There is an extensive literature on the difficulty in assessing new diagnostic tests when an accurate gold standard does not exist, is imperfect, or is not available. Relatively few reports, however, address this problem when it confronts researchers reporting tests of potential new biomarkers for Alzheimer disease (AD), Parkinson disease (PD) and other neurodegenerative diseases. This is despite the reality that the vast majority of published studies employ the neurologists clinical diagnoses as the gold standard, despite their well-known inherent inaccuracies relative to the true, gold standard, autopsy neuropathology diagnosis.
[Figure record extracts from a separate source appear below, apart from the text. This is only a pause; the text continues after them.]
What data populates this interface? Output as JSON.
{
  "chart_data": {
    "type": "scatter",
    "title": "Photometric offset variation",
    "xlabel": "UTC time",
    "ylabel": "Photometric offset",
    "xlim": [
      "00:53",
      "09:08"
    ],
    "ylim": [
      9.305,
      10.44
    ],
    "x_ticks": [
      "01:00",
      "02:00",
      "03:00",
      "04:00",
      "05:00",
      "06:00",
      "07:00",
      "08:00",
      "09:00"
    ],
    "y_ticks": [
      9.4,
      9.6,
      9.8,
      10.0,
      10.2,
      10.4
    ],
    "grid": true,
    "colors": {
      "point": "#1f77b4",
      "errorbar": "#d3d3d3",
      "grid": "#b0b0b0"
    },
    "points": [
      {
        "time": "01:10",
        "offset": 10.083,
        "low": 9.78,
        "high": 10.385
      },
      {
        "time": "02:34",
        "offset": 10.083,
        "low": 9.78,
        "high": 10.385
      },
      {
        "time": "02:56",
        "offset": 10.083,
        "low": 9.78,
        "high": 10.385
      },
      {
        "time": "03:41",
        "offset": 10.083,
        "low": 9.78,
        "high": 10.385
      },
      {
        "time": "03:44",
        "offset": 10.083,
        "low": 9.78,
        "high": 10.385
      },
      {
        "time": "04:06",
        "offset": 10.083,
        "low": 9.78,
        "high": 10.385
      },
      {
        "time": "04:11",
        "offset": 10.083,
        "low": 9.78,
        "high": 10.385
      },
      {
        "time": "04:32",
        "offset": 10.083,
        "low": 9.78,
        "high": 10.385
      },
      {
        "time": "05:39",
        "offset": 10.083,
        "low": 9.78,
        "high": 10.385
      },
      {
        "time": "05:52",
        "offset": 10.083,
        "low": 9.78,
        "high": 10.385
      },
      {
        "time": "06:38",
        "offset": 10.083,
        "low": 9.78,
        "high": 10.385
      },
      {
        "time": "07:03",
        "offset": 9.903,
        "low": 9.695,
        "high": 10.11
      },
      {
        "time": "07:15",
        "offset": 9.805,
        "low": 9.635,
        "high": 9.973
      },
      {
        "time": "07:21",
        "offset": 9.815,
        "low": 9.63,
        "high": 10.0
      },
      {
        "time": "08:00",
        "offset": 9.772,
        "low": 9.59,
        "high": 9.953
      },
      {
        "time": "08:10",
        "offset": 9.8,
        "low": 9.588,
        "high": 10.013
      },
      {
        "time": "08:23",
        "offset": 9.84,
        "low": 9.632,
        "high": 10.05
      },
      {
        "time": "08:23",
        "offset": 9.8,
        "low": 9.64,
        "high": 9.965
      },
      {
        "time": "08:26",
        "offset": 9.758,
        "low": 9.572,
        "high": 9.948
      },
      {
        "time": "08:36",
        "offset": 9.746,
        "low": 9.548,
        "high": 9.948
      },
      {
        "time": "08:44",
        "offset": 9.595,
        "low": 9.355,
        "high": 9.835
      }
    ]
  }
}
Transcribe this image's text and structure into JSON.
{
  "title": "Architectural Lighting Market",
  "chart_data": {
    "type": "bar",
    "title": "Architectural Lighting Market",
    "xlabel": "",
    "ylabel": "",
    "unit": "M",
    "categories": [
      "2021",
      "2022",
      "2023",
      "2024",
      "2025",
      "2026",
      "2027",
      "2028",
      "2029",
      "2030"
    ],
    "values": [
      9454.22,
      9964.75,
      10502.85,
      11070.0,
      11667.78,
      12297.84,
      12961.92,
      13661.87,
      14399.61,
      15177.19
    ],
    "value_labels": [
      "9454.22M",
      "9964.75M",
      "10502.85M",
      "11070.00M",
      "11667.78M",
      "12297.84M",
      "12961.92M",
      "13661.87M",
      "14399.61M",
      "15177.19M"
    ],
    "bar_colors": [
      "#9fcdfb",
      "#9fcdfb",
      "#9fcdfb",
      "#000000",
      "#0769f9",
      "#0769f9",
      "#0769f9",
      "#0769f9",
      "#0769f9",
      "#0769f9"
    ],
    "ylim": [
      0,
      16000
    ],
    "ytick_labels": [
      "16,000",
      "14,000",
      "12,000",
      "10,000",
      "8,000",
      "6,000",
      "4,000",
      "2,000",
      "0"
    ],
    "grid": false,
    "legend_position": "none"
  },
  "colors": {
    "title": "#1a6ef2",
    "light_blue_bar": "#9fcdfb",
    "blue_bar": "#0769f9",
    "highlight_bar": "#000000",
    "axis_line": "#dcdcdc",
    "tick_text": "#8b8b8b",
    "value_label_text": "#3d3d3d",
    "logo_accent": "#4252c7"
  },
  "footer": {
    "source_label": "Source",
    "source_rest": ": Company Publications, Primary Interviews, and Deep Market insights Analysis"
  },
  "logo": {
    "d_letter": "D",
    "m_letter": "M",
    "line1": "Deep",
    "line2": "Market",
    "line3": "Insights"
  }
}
More recently, biomarkers that have, appropriately, been evaluated against the autopsy gold standard, have then themselves been used as a surrogate gold standard to evaluate other biomarkers, despite their less-than-perfect accuracy against autopsy. The shortcomings of these approaches to neurodegenerative disease biomarker validation are rarely discussed. It is clear from the prior literature that testing the accuracy of a new AD or PD diagnostic test against the clinical diagnosis can in fact lead to both underestimates and overestimates of its true (against autopsy) accuracy. Despite these problems, the clinical diagnoses of AD and PD are still routinely used to assess the accuracy of new biomarkers. A related issue is that when a new biomarker is evaluated against a test type previously validated against autopsy (e.g. amyloid PET tau PET), in effect serving as a surrogate gold standard, it is again clear that this new biomarker might itself be more accurate, as accurate or less accurate than the surrogate gold standard. We here present a method that makes it possible, if there are published data on the accuracy of the clinical diagnosis, or of a surrogate gold standard, relative to autopsy, to at least estimate a range of possible accuracies of a new biomarker using those imperfect gold standards. Our procedure was developed using basic theoretical modeling of conditional probabilities.